Critical Thinking Is Hard

In general, I think efforts to teach “critical thinking” are awful because they either a) teach something other than critical thinking, and/or b) rarely employ the sort of critical thinking skills the instructor is advocating for. Take this slide, for example, which I found online as part of a presentation on critical thinking.

Two of the quotes are inaccurate.

Einstein never said “we can’t solve problems by using the same kind of thinking we used when we created them,” although it is widely misattributed to him.
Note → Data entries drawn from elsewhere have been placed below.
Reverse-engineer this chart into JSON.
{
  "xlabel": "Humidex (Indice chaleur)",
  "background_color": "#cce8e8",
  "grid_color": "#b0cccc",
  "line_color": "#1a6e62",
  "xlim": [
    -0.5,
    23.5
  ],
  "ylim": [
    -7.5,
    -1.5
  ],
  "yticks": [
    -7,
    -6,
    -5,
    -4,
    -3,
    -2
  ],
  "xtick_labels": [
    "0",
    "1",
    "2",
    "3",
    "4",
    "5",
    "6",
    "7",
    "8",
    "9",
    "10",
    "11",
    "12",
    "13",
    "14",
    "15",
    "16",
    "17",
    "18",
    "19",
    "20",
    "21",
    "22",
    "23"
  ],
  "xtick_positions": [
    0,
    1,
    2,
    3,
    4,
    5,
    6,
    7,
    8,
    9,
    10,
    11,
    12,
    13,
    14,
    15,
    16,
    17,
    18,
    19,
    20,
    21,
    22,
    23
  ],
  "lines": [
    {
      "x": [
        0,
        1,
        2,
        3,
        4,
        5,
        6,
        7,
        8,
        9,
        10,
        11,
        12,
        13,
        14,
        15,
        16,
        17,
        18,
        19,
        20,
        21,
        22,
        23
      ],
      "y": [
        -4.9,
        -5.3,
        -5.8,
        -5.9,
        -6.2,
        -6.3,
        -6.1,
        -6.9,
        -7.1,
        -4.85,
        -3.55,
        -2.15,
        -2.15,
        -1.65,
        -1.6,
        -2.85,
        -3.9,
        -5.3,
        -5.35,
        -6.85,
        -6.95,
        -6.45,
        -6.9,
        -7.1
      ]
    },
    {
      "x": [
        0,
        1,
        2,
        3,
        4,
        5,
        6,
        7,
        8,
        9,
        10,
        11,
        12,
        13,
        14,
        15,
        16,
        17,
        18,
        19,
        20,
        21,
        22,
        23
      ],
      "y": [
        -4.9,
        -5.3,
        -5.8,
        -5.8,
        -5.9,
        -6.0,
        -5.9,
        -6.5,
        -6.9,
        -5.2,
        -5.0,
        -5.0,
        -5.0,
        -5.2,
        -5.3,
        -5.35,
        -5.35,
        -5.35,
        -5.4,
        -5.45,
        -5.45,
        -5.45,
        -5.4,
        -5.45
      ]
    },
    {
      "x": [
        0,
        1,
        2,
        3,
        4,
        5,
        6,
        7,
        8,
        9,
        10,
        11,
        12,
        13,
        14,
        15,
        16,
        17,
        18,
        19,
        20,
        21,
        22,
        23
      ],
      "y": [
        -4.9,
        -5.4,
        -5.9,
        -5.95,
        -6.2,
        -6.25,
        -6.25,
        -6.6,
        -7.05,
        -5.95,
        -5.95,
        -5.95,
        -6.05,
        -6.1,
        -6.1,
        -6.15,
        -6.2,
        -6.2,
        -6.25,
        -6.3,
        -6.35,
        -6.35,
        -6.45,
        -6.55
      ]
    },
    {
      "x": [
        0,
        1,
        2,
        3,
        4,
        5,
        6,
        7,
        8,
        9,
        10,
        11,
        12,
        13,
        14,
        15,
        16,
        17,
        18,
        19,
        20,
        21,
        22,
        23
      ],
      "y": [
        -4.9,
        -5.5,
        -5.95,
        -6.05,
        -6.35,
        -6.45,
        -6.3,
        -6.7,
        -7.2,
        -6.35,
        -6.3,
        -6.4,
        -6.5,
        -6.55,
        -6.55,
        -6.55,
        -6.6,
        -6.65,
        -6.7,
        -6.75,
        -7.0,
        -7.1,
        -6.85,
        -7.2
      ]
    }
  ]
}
The likeliest explanation for the origin of this misquote goes back to the 1940s. In 1946, as chairman of the Emergency Committee of Atomic Scientists, Einstein signed a fundraising telegram seeking money for an educational program about the atomic weapons that read, in part,

‘Our world faces a crisis as yet unperceived by those possessing power to make great decisions for good or evil. The unleashed power of the atom has changed everything save our modes of thinking and we thus drift toward unparalleled catastrophe. We scientists who released this immense power have an overwhelming responsibility in this world life-and-death struggle to harness the atom for the benefit of mankind and not for humanity’s destruction. We need two hundred thousand dollars at once for a nation-wide campaign to let people know that a new type of thinking is essential if mankind is to survive and move toward higher levels. This appeal is sent to you only after long consideration of the immense crisis we face. … We ask your help at this fateful moment as a sign that we scientists do not stand alone.’ (Source: New York Times – May 25 1946, p.13 – ‘Atomic Education Urged by Einstein’)

The folks at Einstein’s Wikiquote page note that the version quoted on this slide doesn’t appear prior to about 1970 and likely originated from New Age spirtualist Ramm Dass (who also appears responsible for another widely circulated misquote from Einstein).

The quote attributed to Oliver Wendell “Homes” is also not accurate. First, the quote is often attributed to Oliver Wendell Holmes, Jr., but in fact something like it was said by Oliver Wendell Holmes, Sr.  What Holmes actually wrote, in his 1858 book The Autocrat of the Breakfast Table was,

Every now and then a man’s mind is stretched by a new idea or sensation, and never shrinks back to its former dimensions.

Personally, if I were looking for quotes to add to a critical thinking slide deck, I’d spend a few minutes just confirming their origins and wording. But that’s just me.